Rodríguez Pascual añade que en la ceremonia se transfieren al gallo no solo los vicios del mozo, sino también, y por extensión, los de toda la comunidad. «Al gallináceo se le recrimina su soberbia, su lascivia, las molestias que causa al vecindario con su canto mañanero»… de ahí que se le condene a morir ajusticiado. Se trataría, pues, de un rito sacrificial que podría compararse con el chivo expiatorio o emisario de la tradición hebrea y mesopotámica, donde el chivo (que cargaba con todas las culpas del pueblo) era enviado al desierto, donde se perdía, liberando al pueblo de todos los males y pecados.

Otra interpretación bastante extendida es la que relaciona la ceremonia de los gallos con un antiguo ritual destinado a procurar la fertilidad de la tierra por medio de la sangre del gallo, como sustituto del antiguo rey del territorio, que debía ser ejecutado para que no se volviera estéril y diera sus frutos regularmente.

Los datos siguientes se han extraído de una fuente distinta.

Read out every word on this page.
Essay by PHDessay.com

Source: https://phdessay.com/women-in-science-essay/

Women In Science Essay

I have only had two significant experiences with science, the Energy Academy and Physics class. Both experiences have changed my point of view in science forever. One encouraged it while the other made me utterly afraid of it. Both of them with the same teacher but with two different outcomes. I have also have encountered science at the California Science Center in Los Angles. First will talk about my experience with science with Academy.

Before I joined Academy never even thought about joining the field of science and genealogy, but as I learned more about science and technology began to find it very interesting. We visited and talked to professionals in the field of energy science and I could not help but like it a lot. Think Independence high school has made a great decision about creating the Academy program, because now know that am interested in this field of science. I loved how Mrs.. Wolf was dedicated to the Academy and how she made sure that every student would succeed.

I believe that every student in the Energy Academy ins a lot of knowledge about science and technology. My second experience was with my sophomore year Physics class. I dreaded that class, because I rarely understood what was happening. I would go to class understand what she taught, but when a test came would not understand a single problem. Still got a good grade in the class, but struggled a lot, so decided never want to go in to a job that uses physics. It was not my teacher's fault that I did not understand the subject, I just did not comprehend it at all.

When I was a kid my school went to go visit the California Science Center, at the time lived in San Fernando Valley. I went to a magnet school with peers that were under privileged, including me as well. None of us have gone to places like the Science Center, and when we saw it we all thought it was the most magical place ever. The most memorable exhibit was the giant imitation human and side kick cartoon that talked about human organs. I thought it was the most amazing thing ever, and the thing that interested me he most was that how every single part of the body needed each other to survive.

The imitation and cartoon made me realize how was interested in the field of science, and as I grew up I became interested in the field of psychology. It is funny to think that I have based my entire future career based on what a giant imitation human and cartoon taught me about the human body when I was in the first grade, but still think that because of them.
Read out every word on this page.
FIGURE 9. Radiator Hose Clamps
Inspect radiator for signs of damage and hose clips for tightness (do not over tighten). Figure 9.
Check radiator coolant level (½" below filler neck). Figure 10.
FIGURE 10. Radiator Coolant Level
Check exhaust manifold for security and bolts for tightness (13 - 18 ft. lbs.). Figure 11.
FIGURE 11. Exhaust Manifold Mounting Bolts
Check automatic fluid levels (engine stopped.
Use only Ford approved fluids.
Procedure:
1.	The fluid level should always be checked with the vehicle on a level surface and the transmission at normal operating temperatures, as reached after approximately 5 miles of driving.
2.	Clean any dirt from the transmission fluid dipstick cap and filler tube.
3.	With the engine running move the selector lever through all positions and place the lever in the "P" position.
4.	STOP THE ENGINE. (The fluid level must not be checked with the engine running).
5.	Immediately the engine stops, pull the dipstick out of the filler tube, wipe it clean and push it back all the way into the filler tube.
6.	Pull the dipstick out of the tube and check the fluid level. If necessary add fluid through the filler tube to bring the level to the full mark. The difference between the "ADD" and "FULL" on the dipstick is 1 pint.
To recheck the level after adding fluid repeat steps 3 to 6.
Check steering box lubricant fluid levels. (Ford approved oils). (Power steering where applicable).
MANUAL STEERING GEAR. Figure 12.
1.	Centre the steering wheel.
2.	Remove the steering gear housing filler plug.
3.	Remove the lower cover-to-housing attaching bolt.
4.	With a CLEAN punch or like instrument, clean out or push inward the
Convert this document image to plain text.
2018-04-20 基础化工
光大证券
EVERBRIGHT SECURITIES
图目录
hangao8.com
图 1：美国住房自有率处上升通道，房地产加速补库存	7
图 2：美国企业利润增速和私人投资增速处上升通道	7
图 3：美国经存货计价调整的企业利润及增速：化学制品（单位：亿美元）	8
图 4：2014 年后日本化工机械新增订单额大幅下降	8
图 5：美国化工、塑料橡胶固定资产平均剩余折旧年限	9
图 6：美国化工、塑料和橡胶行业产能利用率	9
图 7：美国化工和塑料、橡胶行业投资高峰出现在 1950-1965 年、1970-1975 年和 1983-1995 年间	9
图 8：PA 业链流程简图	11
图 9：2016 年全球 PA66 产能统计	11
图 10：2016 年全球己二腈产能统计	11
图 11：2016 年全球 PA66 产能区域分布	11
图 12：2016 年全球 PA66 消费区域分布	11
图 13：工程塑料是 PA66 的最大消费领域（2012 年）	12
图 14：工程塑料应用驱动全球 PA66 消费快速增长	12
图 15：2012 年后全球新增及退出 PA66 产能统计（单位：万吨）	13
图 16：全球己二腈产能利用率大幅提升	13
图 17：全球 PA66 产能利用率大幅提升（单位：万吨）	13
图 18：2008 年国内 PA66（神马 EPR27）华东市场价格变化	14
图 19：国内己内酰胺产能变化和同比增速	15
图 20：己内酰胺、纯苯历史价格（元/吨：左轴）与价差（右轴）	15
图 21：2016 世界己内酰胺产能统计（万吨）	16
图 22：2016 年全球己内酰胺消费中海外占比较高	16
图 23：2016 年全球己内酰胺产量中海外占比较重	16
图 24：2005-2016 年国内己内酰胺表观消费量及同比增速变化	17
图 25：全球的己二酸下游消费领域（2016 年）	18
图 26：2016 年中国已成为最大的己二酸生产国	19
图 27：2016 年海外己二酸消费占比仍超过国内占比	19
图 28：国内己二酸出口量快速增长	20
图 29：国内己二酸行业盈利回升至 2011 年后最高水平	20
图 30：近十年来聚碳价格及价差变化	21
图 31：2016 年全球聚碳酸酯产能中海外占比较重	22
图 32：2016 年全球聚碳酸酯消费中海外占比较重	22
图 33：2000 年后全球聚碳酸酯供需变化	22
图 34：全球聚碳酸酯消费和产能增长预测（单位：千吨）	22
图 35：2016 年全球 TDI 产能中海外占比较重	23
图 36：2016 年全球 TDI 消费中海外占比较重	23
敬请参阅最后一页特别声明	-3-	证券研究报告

Según Félix Barroso (1994: 53), el hecho de que los mozos o quintos de Las Hurdes decapiten una serie de gallos en carnaval y luego se los coman en grupo tiene un hondo significado que puede sintetizarse en un doble ritual. Por una parte, el ya mencionado de fecundar la Madre Tierra con la sangre y el cuerpo del gallo, símbolo por excelencia de los poderes sexuales y genésicos; y por otra, la participación colectiva de un determinado gremio de mozos —los quintos— en una comida o comunión con la carne del ave, capaz de transmitir los poderes de este animal en ellos, sobre todo su fuerza sexual. Y Barroso añade: «Por otro lado, tal vez tampoco iríamos descaminados si enlazáramos el sacrificio del gallo con la muerte del ‘espíritu de la cosecha’, tan ampliamente representado en antiguas y numerosas comunidades», pues espíritu de la cosecha, encarnado en un hombre o animal, debía morir para que se produjera la renovación, «el resurgir pujante y necesario de la naturaleza».

Así pues, el gallo es un elemento simbólico, que para unos encarna la etapa del ciclo vital que el quinto o mozo debe superar para convertirse en adulto y para otros sintetiza todo lo malo y negativo de la comunidad; ciclo vital y purificación que se alcanza cuando el gallo muere… Igualmente se ha tenido al gallo como espíritu del cereal, pues fue una creencia muy generalizada en toda Europa que las plantas —y entre ellas las mieses— estaban animadas por una fuerza o espíritu que favorecía o animaba su crecimiento y su productividad.

Caro Baroja —citado por Rieseo— se remite a la explicación del simbolismo del gallo clásica aportada por Frazer, en la cual el gallo era uno de los animales que en una amplia zona de Europa simbolizaba un espíritu maligno que se refugiaba en las mieses y que era necesario combatir simbólicamente como forma de asegurar una buena cosecha, así como protegerla, lo cual —como matiza Rieseo— puede aportar una nueva perspectiva que se añade al rito, pues aparte del claro componente de iniciación se le suma, enriqueciéndolo, este otro componente simbólico de fertilidad-productividad.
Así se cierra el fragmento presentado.